Валера, думая, повторит ли впоследствии его новоявленный приятель сказанное следователю под протокол, ухмыльнулся глумливо:
— Может, они, это самое, Стёп, под хвост баловались? А ты им кайф обломал?
— Хрен их маму знает. Может, и пидарки, раз сидели.
«С чего ты взял, что они сидели?» — задать такой вопрос Петрушин себе не разрешил. Впрочем, он и не понадобился.
— У второго, у здорового, все руки — синие, — инициативно пояснил хозяин, берясь за бутылку. — Добьем, что ли, Валер?

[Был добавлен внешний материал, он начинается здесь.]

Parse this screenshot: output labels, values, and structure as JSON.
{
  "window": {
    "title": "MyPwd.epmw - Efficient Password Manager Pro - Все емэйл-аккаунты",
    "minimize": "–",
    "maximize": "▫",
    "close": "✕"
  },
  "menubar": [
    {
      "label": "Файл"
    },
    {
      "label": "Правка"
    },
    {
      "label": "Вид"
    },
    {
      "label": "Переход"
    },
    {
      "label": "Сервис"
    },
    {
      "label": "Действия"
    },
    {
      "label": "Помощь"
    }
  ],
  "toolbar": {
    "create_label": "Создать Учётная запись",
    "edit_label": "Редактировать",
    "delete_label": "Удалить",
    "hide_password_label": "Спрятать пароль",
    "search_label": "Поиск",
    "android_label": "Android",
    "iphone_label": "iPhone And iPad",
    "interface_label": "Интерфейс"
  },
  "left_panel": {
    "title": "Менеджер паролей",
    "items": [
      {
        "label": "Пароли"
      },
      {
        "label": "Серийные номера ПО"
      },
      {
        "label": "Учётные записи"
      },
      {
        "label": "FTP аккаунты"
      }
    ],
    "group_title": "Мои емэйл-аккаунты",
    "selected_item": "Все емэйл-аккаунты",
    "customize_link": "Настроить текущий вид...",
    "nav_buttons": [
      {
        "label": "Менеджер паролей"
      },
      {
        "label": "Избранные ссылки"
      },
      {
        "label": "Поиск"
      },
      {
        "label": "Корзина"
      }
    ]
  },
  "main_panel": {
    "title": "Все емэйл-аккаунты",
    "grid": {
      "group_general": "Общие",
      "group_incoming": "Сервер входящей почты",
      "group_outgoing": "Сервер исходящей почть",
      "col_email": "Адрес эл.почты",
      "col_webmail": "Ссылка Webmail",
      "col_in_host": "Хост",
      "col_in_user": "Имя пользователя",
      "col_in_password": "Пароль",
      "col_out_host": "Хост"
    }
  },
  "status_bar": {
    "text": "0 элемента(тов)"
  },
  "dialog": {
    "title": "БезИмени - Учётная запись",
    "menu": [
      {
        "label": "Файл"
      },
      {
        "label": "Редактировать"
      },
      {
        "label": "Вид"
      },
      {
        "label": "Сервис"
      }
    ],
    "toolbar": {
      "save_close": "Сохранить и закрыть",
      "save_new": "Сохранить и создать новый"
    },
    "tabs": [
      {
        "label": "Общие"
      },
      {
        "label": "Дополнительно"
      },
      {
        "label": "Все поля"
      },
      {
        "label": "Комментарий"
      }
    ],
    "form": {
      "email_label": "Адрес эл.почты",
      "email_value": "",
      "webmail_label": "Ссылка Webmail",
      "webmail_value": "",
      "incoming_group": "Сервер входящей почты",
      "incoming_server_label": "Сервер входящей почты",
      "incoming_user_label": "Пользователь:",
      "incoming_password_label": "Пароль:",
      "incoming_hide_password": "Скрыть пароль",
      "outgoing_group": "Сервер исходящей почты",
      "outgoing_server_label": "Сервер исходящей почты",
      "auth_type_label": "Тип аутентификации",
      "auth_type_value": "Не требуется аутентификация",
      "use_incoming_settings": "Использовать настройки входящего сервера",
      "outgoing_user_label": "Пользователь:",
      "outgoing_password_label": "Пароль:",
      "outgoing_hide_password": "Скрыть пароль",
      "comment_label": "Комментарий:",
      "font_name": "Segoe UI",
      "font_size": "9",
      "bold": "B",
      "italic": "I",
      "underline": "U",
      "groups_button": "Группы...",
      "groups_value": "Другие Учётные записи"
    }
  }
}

— А чего на нее, смотреть, что ли?
Отвечая добром за добро, отставной прапор предложил немедленно вместе сходить к Алексеичу в офис и поинтересоваться, сдаёт ли тот жильё.
— Мне в контору свою надо бежать, — встреча с риелтором не входила в планы Петрушина. — И так завис я у тебя на лишние полчаса, оправдываться придется. А у него тоже «однушка»?
— Ты чего? У него квартира богатая, две комнаты, коридор десять метров длиной, в футбол играть можно.
— «Двушку» я, Степан, не потяну.
— Так ты один проживать намеряешься или с тётенькой приятной наружности?